With all her brain power, her brother Howard thought she should try poker. He was doing well at the poker tables in Las Vegas and on a whim staked her $2,400, saying, 'Sis, you can make it as a pro.'

Annie took the money, played some winning poker in Billings, MT. and traveled to Las Vegas where she entered several poker tournaments and won $70,000 in her first month.

The poker champ went on a tear, finishing in the money at the World Series of Poker 16 times before the year 2000. In 2004 she won her first WSOP bracelet in an Omaha High-Low, eight or better tournament. that same ear, Annie was the top female money winner in WSOP history, pocketing over $650,000.

Just before 2004 ended, she joined nine other poker champions, including her brother, in a televised Tournament of Champions and shocked the poker world by beating all of them.

There is a lot more about Annie Duke I can tell you. She is the mother of three daughters and a son. She coached actors Matt Damon and Ben Affleck on how to play poker in a couple of movies about gambling. And how she has raised hundreds of thousands of dollars for charity by hosting charity poker tournaments and other events.
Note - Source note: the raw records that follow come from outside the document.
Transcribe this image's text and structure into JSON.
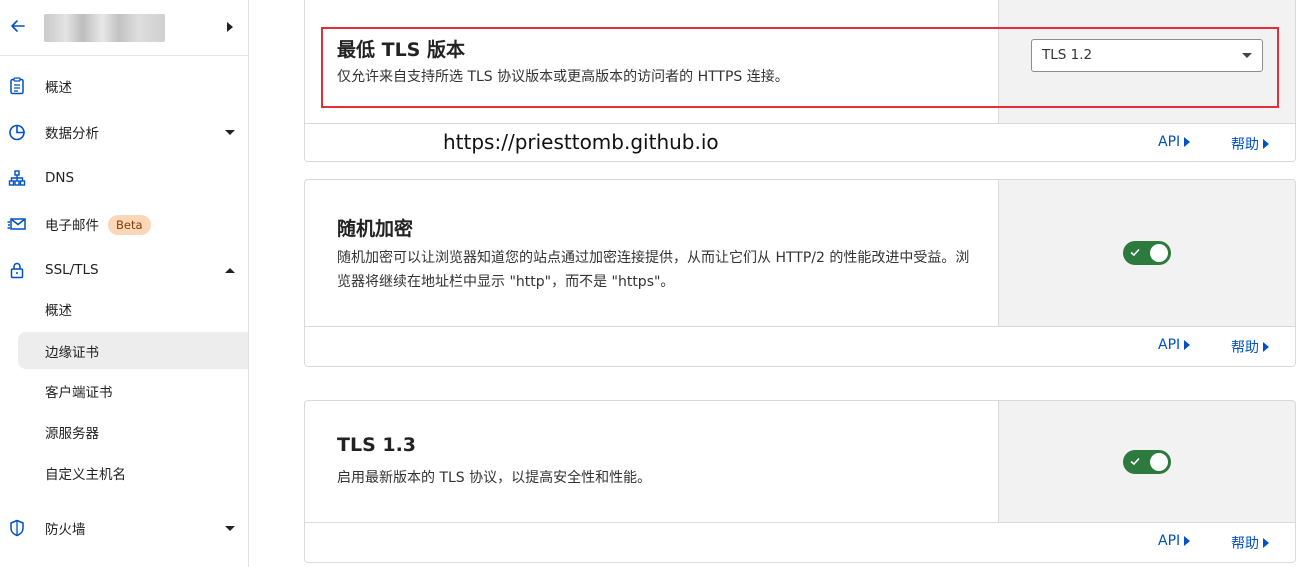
{
  "sidebar": {
    "back_icon": "arrow-left-icon",
    "account_caret_icon": "caret-right-icon",
    "items": [
      {
        "label": "概述",
        "icon": "clipboard-icon"
      },
      {
        "label": "数据分析",
        "icon": "pie-chart-icon"
      },
      {
        "label": "DNS",
        "icon": "network-icon"
      },
      {
        "label": "电子邮件",
        "icon": "envelope-icon",
        "badge": "Beta"
      },
      {
        "label": "SSL/TLS",
        "icon": "lock-icon"
      },
      {
        "label": "防火墙",
        "icon": "shield-icon"
      }
    ],
    "subitems": [
      {
        "label": "概述"
      },
      {
        "label": "边缘证书",
        "active": true
      },
      {
        "label": "客户端证书"
      },
      {
        "label": "源服务器"
      },
      {
        "label": "自定义主机名"
      }
    ]
  },
  "cards": [
    {
      "title": "最低 TLS 版本",
      "description": "仅允许来自支持所选 TLS 协议版本或更高版本的访问者的 HTTPS 连接。",
      "control": {
        "type": "select",
        "value": "TLS 1.2"
      },
      "footer": {
        "api": "API",
        "help": "帮助"
      }
    },
    {
      "title": "随机加密",
      "description": "随机加密可以让浏览器知道您的站点通过加密连接提供，从而让它们从 HTTP/2 的性能改进中受益。浏览器将继续在地址栏中显示 \"http\"，而不是 \"https\"。",
      "control": {
        "type": "toggle",
        "on": true
      },
      "footer": {
        "api": "API",
        "help": "帮助"
      }
    },
    {
      "title": "TLS 1.3",
      "description": "启用最新版本的 TLS 协议，以提高安全性和性能。",
      "control": {
        "type": "toggle",
        "on": true
      },
      "footer": {
        "api": "API",
        "help": "帮助"
      }
    }
  ],
  "watermark": "https://priesttomb.github.io",
  "colors": {
    "link": "#0051c3",
    "toggle_on": "#2d7a3e",
    "highlight": "#e0313b",
    "beta_bg": "#fbd7b8"
  }
}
Following in the footsteps of her father, the writer, she has published three books -- 'Decide To Play Great Poker,' 'The Middle Zone' and her very readable autobiography, 'How I Raised, Folded, Bluffed, Flirted, Cursed and Won Millions at the WSOP.'

In 2007, along with actor Don Cheadle, she founded a non-profit organization called 'Ante Up For Africa to raise funds for missionaries who are doing good works in the Dark Continent. She is also a strong proponent of legalizing on-line gambling and has testified before legislative committees in Washington D.C.

In closing this piece, I am fully aware of the problems Annie Duke and her brother Howard Lederer have experienced over the past couple of years. Some of the issues have been resolved and others are still pending.

But if anyone was to ask me to name the person I think could be the first woman to win the WSOP, I would without hesitation name Annie Duke. She is the true conqueror.